All News 08:58 March 19, 2020

SEOUL, March 19 (Yonhap) -- Margin lending in South Korea plunged over the past week amid a coronavirus-induced stock market crash, data showed Thursday.

Outstanding margin loans to retail investors came to 8.54 trillion won (US$6.8 billion) as of Tuesday, down 1.5 trillion won from three sessions earlier, according to the Korea Financial Investment Association.

The amount represents the lowest level in nearly six months. Margin loans refer to those that retail investors take out from brokerage houses to invest in stocks.

Margin loans taken to buy stocks traded on the main KOSPI market stood at slightly over 4 trillion won, with those for shares registered with the tech-heavy, secondary KOSDAQ market taking up the remainder.

S. Korea's margin loans plunge amid market crash - 1

Outstanding margin loans had been on a steady rise since mid-January before surpassing 10.5 trillion won on Feb. 20. But the amount started to nose-dive Monday amid a historic jolt to global markets triggered by the coronavirus pandemic.

A decline in outstanding margin loans usually points to waning investor expectations for rising stock prices.

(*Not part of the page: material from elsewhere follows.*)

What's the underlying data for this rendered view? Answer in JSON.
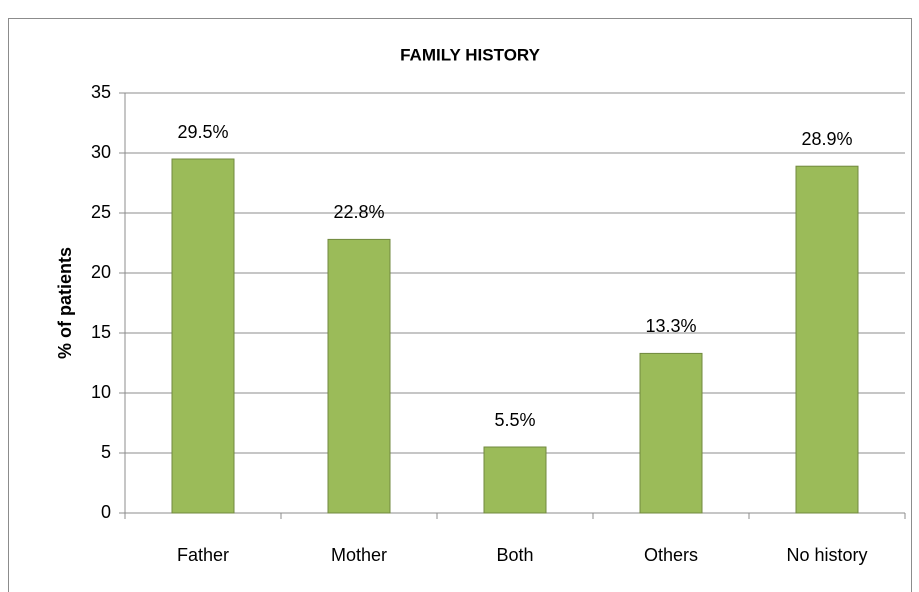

With concerns escalating over the fast spread of COVID-19 in Europe and the United States, the benchmark Korea Composite Stock Price Index (KOSPI) tumbled 4.86 percent to 1,591.20 on Wednesday, its first close below the 1,600-point level in nearly 10 years.

The number of coronavirus infections has been rising rapidly in Western nations, though South Korea has reported fewer than 100 cases for four consecutive days since Saturday.